Le développement des voies ferrées, des ports du Danube, des capacités de stockage et des terminaux aux frontières européennes pourrait réduire le blocage. Ces investissements ne peuvent toutefois pas absorber immédiatement les millions de tonnes qui transitent habituellement par les terminaux maritimes. Le déficit de capacité limite les choix des exportateurs, pèse sur les prix payés aux agriculteurs et réduit la compétitivité des céréales ukrainiennes sur les marchés de destination.

Chicago réagit aux risques en mer Noire

Après les dernières frappes, le blé a progressé de 3,65 % à la Bourse de Chicago, tandis que le maïs a également augmenté, selon RFI. Les acheteurs privés d’une partie des cargaisons de la mer Noire pourraient devoir s’approvisionner davantage dans d’autres régions, notamment aux États-Unis. Des trajets plus longs et un changement d’origine peuvent accroître les frais de transport et d’achat même si des céréales restent disponibles sur le marché mondial.

Les pays importateurs d’Afrique et du Moyen-Orient qui dépendent fortement des fournisseurs de la mer Noire sont particulièrement exposés.

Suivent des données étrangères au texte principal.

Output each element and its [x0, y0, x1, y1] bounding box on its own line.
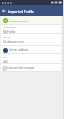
staticText: Connect after import: [7, 66, 35, 70]
staticText: Identity: [3, 36, 11, 39]
button[interactable]: Connect after import: [3, 64, 61, 72]
button[interactable]: Identity: [3, 36, 61, 46]
button[interactable]: Navigate up: [0, 5, 7, 16]
staticText: 443: [3, 60, 8, 64]
button[interactable]: Server address: [3, 46, 61, 54]
staticText: Profile imported: [9, 19, 28, 22]
staticText: Port: [3, 56, 8, 59]
button[interactable]: Profile name: [3, 25, 61, 34]
button[interactable]: Port: [3, 56, 61, 64]
staticText: Profile name: [3, 26, 17, 29]
staticText: MyProfile: [3, 30, 16, 34]
staticText: Server address: [9, 48, 29, 52]
staticText: Imported Profile: [8, 9, 34, 13]
staticText: h2.domain.com: [3, 40, 24, 44]
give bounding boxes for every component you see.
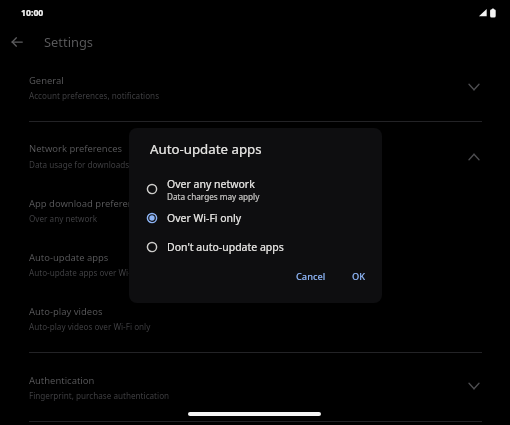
staticText: Auto-play videos over Wi-Fi only bbox=[29, 321, 151, 332]
staticText: App download preference bbox=[29, 197, 144, 210]
staticText: General bbox=[29, 74, 64, 87]
staticText: 10:00 bbox=[21, 7, 44, 19]
button[interactable]: Auto-update apps bbox=[0, 246, 510, 286]
staticText: Account preferences, notifications bbox=[29, 90, 160, 101]
staticText: Auto-update apps over Wi-Fi bbox=[29, 267, 138, 278]
staticText: Data charges may apply bbox=[167, 191, 260, 202]
button[interactable]: Auto-play videos bbox=[0, 300, 510, 340]
staticText: Auto-play videos bbox=[29, 305, 103, 318]
staticText: Fingerprint, purchase authentication bbox=[29, 390, 170, 401]
button[interactable]: Don't auto-update apps bbox=[129, 235, 382, 259]
staticText: Don't auto-update apps bbox=[167, 240, 284, 254]
button[interactable]: Over any network bbox=[129, 179, 382, 209]
staticText: Network preferences bbox=[29, 142, 123, 155]
button[interactable]: Expand General bbox=[461, 74, 487, 100]
staticText: Over any network bbox=[167, 177, 255, 191]
staticText: Cancel bbox=[296, 270, 326, 283]
staticText: Settings bbox=[44, 33, 94, 51]
staticText: Over any network bbox=[29, 213, 98, 224]
button[interactable]: App download preference bbox=[0, 192, 510, 232]
button[interactable]: OK bbox=[347, 266, 371, 286]
staticText: OK bbox=[352, 270, 366, 283]
staticText: Authentication bbox=[29, 374, 95, 387]
button[interactable]: Back bbox=[5, 30, 29, 54]
button[interactable]: General bbox=[0, 69, 510, 109]
staticText: Auto-update apps bbox=[29, 251, 109, 264]
button[interactable]: Collapse Network preferences bbox=[461, 144, 487, 170]
staticText: Over Wi-Fi only bbox=[167, 211, 242, 225]
button[interactable]: Expand Authentication bbox=[461, 373, 487, 399]
button[interactable]: Cancel bbox=[291, 266, 330, 286]
staticText: Auto-update apps bbox=[150, 140, 262, 158]
button[interactable]: Network preferences bbox=[0, 137, 510, 177]
button[interactable]: Over Wi-Fi only bbox=[129, 206, 382, 230]
button[interactable]: Authentication bbox=[0, 369, 510, 409]
staticText: Data usage for downloads bbox=[29, 159, 130, 170]
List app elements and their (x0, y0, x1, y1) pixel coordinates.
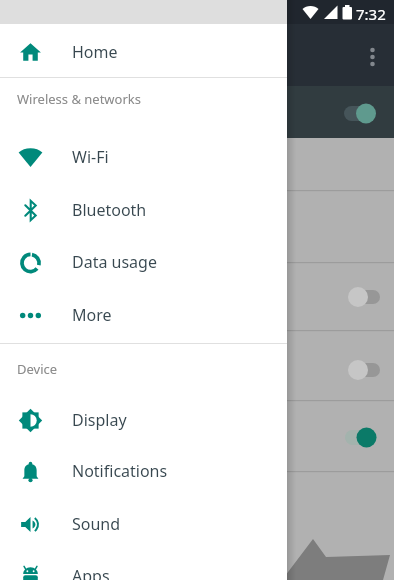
staticText: Notifications (72, 460, 168, 482)
button[interactable]: More (0, 289, 287, 341)
button[interactable]: Notifications (0, 445, 287, 497)
staticText: 7:32 (356, 4, 386, 24)
button[interactable]: Bluetooth (0, 184, 287, 236)
button[interactable]: Wi-Fi (0, 131, 287, 183)
button[interactable]: Home (0, 26, 287, 78)
staticText: Home (72, 41, 118, 63)
staticText: More (72, 304, 112, 326)
staticText: Display (72, 409, 127, 431)
staticText: Sound (72, 513, 121, 535)
staticText: Wi-Fi (72, 146, 109, 168)
staticText: Bluetooth (72, 199, 147, 221)
button[interactable]: Apps (0, 550, 287, 580)
staticText: Wireless & networks (17, 90, 141, 108)
staticText: Device (17, 360, 58, 378)
button[interactable] (287, 24, 394, 86)
button[interactable]: Sound (0, 498, 287, 550)
staticText: Data usage (72, 251, 157, 273)
button[interactable]: Data usage (0, 236, 287, 288)
staticText: Apps (72, 565, 110, 580)
button[interactable]: Display (0, 394, 287, 446)
button[interactable] (287, 86, 394, 138)
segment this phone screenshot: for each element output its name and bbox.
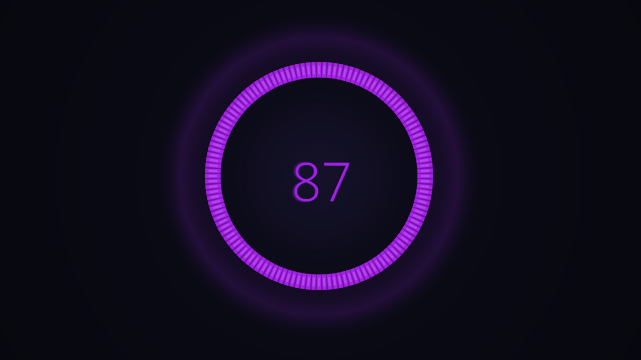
staticText: 87 <box>291 144 352 216</box>
staticText: 87 <box>289 142 353 218</box>
button[interactable]: Progress gauge, 87 percent <box>0 0 641 360</box>
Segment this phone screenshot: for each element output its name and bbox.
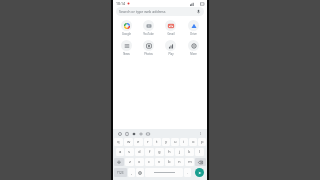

Une baisse prolongée des expéditions russes ou ukrainiennes pourrait à la fois réduire les disponibilités et augmenter les prix alimentaires. Pour l’Ukraine, le risque est aussi productif : le blocage des exportations pourrait devenir un problème agricole durable si les exploitants ne dégagent pas assez de liquidités pour financer les campagnes suivantes.